Luca Guadagnino was adamant during the lead up to the release of his “Suspiria” that his movie was not a traditional remake of Dario Argento’s original but a cover version. Anyone who has seen the horror film over its last two weeks of release know the director wasn’t kidding. Guadagnino’s ending, in particular, completely upends Argento’s original vision as well as his own after it is revealed in the bloody climax that Susie Bannion is in fact Mother Suspiriorum.
Guadagnino’s “Suspiria” begins as Susie (Dakota Johnson) leaves her Mennonite family in America to attend the prestigious Markos Dance Academy in Germany. Susie proves to be remarkably talented, so much so that she attracts an instant, almost otherworldly connection with the academy’s artistic director, Madame Blanc (Tilda Swinton). Much of the tension in “Suspiria” comes from what exactly Blanc and the coven of witches intend to do with Susie, who starts being groomed by the coven for some mysterious purpose. Markos was Mother Suspiriorum in Argento’s original, so it’s an absolute shock when it’s revealed in Guadagnino’s version that it’s actually Susie who is one of the three powerful mothers.

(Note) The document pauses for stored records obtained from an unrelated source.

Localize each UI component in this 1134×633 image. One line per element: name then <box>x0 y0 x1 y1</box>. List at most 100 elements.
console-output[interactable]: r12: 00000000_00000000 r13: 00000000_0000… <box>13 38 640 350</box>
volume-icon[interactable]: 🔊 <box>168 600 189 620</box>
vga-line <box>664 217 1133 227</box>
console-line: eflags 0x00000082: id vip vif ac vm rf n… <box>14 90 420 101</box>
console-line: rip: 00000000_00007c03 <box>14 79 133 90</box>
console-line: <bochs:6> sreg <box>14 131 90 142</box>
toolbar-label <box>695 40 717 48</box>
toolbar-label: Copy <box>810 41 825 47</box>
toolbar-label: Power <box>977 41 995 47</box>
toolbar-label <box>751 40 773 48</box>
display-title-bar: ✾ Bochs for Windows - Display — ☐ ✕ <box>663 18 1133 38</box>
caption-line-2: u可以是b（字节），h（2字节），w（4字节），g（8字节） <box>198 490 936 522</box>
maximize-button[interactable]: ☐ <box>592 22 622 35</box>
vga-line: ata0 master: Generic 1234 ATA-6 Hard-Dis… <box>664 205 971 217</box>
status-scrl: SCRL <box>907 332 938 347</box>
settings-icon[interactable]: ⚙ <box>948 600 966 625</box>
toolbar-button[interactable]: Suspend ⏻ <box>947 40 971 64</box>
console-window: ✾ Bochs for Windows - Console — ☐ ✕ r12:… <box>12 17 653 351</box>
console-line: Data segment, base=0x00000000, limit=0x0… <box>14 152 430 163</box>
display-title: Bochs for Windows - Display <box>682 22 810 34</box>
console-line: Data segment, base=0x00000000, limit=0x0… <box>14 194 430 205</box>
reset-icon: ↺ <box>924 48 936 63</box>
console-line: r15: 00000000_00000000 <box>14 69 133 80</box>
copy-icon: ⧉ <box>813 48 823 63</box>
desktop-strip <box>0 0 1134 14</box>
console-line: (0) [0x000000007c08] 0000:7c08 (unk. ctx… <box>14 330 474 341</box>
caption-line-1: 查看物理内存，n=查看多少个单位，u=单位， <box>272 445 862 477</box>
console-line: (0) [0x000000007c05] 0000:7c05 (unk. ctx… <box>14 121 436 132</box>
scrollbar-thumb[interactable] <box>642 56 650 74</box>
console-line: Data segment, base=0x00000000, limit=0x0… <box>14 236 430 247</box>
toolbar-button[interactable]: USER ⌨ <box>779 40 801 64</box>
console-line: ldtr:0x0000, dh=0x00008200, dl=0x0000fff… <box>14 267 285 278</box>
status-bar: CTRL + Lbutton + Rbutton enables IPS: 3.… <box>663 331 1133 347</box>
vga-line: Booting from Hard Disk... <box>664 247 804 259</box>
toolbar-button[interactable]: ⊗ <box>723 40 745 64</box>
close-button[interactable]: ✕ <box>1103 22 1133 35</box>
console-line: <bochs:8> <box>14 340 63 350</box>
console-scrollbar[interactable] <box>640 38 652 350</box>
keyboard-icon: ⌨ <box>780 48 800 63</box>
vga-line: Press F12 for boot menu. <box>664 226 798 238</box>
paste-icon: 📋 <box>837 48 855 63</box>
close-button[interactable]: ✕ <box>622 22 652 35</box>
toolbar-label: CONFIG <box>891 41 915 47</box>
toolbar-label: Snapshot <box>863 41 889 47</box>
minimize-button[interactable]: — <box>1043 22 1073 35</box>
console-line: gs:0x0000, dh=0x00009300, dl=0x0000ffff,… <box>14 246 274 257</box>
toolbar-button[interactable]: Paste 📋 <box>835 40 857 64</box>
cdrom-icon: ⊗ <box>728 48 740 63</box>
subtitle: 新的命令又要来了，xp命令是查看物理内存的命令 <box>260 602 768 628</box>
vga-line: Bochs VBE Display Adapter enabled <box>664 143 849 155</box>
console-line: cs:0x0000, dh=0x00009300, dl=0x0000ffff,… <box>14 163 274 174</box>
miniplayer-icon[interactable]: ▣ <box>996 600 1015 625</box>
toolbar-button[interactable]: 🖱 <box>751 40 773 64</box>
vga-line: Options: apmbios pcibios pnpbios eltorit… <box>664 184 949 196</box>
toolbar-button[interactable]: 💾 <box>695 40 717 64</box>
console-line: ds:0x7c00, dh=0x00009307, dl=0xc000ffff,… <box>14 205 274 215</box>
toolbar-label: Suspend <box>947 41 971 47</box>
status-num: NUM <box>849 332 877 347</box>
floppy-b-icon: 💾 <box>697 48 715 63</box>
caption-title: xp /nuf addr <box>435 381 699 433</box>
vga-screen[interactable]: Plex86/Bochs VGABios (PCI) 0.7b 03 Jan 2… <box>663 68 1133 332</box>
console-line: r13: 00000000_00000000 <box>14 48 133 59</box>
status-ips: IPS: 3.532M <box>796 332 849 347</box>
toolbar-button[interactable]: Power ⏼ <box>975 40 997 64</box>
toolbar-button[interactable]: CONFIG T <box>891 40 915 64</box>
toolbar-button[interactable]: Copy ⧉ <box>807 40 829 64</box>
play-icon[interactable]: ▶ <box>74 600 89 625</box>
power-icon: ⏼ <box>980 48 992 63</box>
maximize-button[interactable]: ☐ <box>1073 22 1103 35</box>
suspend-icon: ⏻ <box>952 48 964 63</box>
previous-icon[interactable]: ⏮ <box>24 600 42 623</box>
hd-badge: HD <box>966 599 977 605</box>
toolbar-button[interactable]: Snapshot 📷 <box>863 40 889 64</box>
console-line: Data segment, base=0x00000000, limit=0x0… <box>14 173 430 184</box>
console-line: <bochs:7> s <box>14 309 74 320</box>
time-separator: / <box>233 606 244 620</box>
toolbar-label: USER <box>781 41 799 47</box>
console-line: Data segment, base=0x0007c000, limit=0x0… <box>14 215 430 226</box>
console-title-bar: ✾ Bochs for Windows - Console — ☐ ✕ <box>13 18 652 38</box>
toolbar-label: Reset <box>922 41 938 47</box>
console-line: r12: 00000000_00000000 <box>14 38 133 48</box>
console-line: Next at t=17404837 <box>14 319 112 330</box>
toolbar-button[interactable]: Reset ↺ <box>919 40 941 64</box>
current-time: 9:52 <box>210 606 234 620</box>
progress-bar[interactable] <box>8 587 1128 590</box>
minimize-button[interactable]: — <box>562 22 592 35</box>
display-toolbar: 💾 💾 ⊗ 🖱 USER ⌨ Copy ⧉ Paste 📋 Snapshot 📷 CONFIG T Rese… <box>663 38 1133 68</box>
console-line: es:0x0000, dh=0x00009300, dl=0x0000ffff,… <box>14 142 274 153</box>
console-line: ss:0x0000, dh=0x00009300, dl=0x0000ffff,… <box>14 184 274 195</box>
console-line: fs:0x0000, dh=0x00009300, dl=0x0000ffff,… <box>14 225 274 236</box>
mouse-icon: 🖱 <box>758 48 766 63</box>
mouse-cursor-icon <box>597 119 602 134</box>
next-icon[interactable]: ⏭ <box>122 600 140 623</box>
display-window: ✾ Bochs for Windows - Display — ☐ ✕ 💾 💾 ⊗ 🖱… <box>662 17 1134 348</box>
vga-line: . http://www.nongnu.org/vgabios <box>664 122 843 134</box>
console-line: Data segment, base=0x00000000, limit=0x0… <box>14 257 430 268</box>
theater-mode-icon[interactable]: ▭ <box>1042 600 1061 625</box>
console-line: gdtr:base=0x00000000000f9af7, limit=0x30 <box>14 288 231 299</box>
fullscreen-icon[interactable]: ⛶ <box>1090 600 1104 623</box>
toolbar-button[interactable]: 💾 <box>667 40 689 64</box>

The revelation about Susie opens up some major questions about the film, mainly whether or not Susie was Mother Suspiriorum the entire time or if Mother Suspiriorum slowly possessed Susie throughout the film in order to conquer the coven and drive Markos out. Collider recently asked Johnson to weigh in on her character’s fate, and the actress said she went into the project making sure her acting wouldn’t give a clear answer away.
“I did make an effort to sort of leave that open for interpretation,” Johnson said. “Susie’s evolution is very internal. It’s deeply internal, but the thing that draws her to Berlin to Madame Blanc is also deeply internal. There are so many threads of possibilities.”
Johnson knew from the beginning that Susie was “different,” and it was in that ambiguous space where she found the heart of her character. Whether Susie was Mother Suspiriorum the whole time or gradually became her over the course of the film, the character was clearly always destined for the coven and Madame Blanc.
“She comes from a Mennonite family, and Mennonites came from Germany. She has sort of like denounced the church, her mother and her father,” Johnson explained. “She just fundamentally does not accept the life that she’s been given, which a long time ago if you did that, you were a witch. If you were at all independent, if you thought independently, if you felt independently from your father or the church, you were a witch.”
“There’s all these kind of like hints that Susie’s different but she doesn’t know,” Johnson continued. “She just feels this pull, this magnet, this thing, to dance and she has to go to Berlin. She has to be with Madame Blanc. It’s like just she was born in the wrong place. I think that’s how she makes sense of it, like, ‘I just don’t belong here.’ Then I believe once she understands what is happening there is a very, very subtle moment where I think she realizes what she’s meant to do. I want the audience to figure out when that is.”
“Suspiria” is now playing in theaters from Amazon Studios.